Re: HTT on current

From: Garrett Wollman <wollman_at_khavrinen.lcs.mit.edu>
Date: Mon, 25 Aug 2003 13:35:09 -0400 (EDT)
<<On Mon, 25 Aug 2003 14:14:18 -0300, "Daniel C. Sobral" <dcs_at_tcoip.com.br> said:

> There are two problems with HTT. First, L1/L2 cache issues. Second, the 
> virtual CPUs are not independent, and there are many cases where 
> instructions in one virtual CPU stall the other.
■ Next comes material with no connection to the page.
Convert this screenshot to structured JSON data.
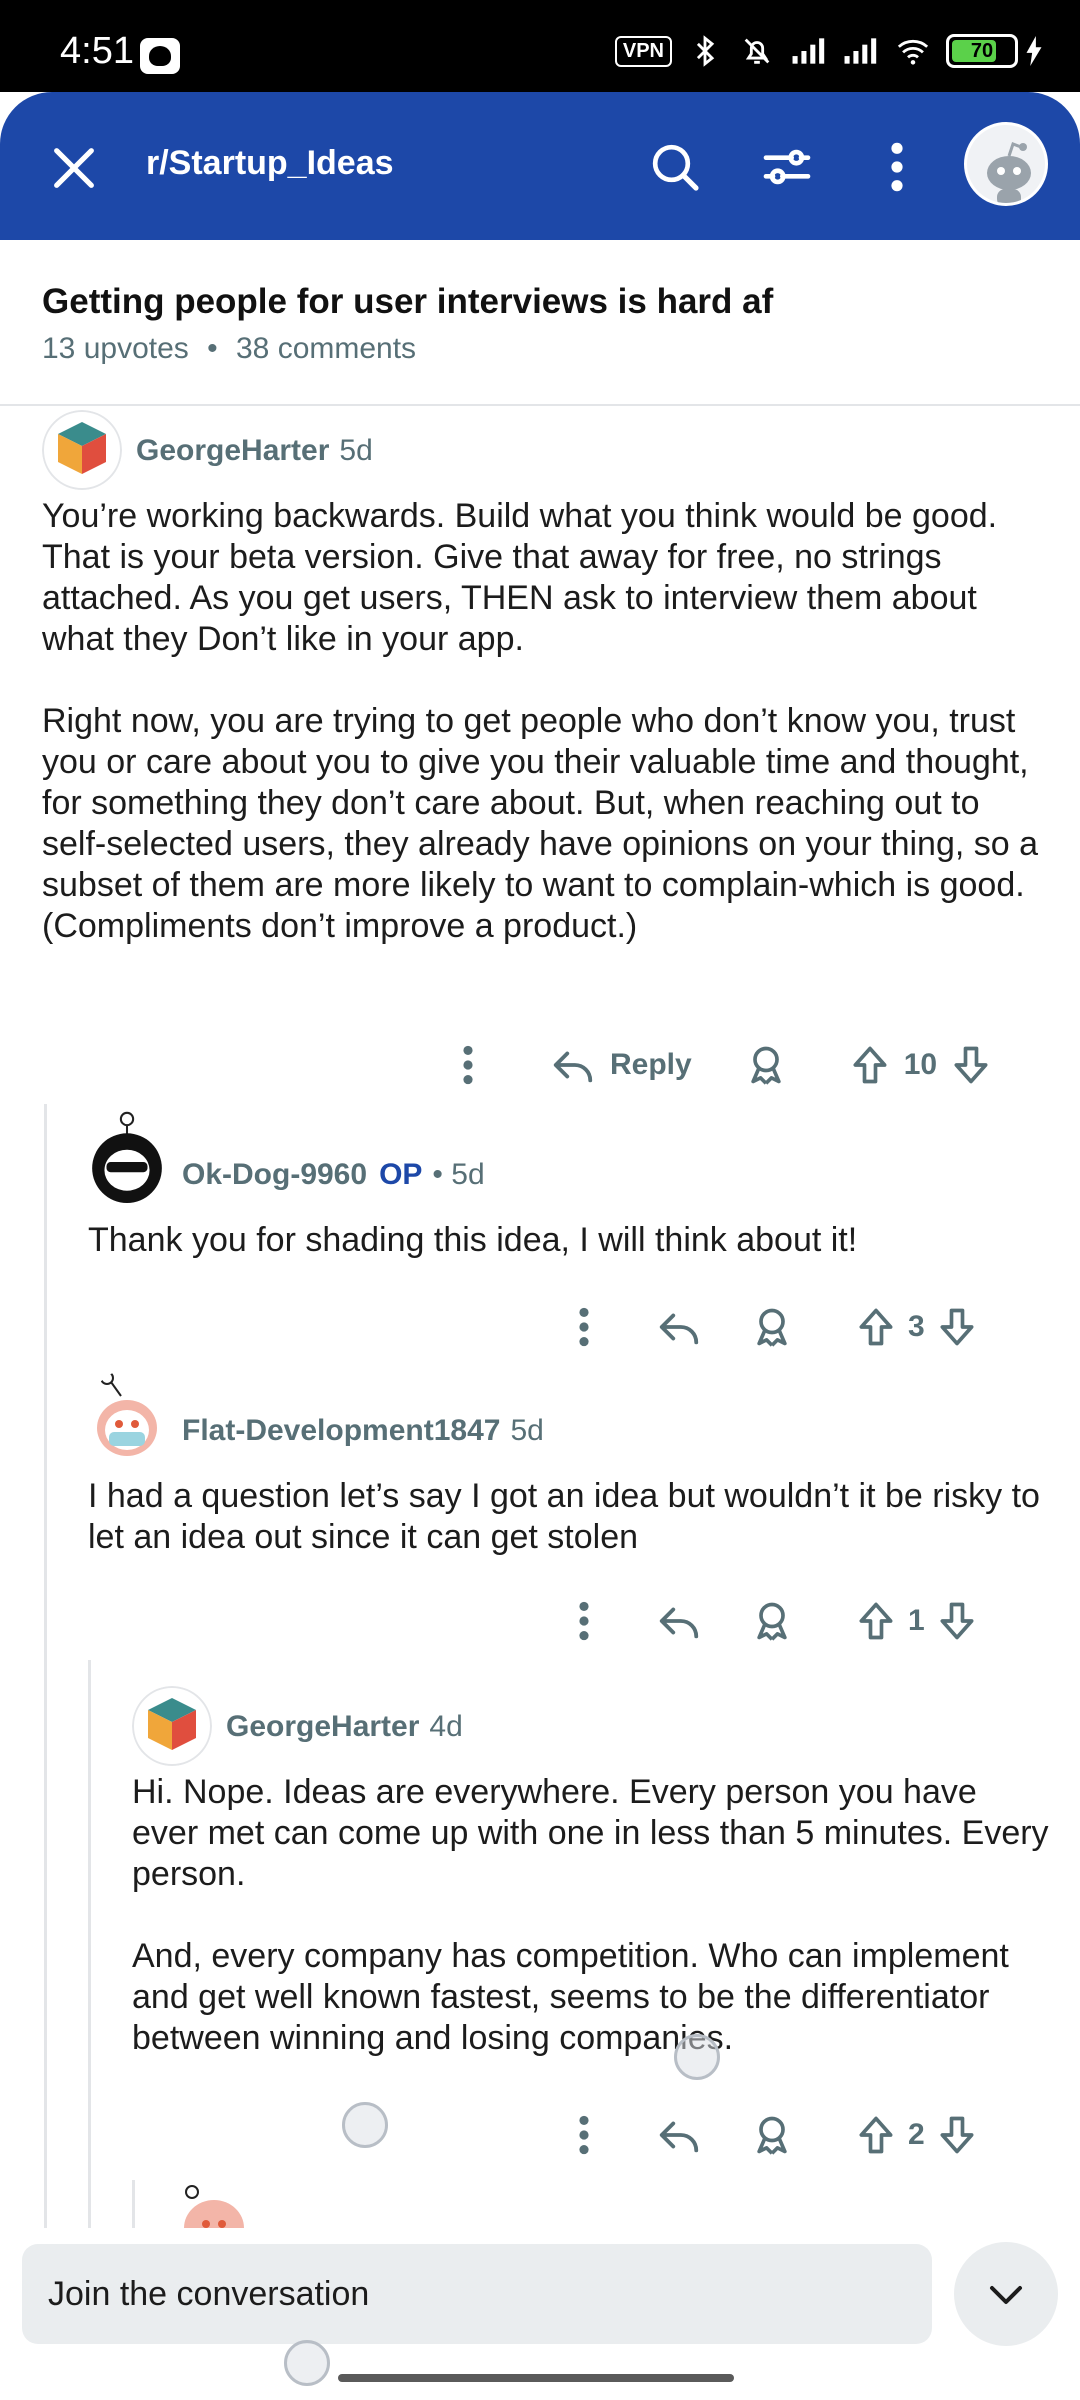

So take, for example, 
> the case of a userland application on CPU0 stalling the kernel on CPU1.

I don't think that this is quite stated right.  The problem is that
the P4 is not very wide to begin with, and it's very hard to optimize
well for that 23-stage pipeline.[1]  So if you have a thread with lots
of latent ILP (either because you did a good job optimizing it for a
four-way superscalar, or because you did a bad job scheduling it and
are depending on the processor to make up for the naive optimization),
it is bound to run more slowly when some of the functional units it
could have used are taken by another thread of execution.  But some
sorts of applications can benefit, if the application can be
decomposed into threads that exercise different FUs (for example, one
thread that is memory intensive and one thread that is compute
intensive).  The challenge then is to make sure that they always get
scheduled on the same processor at the same time.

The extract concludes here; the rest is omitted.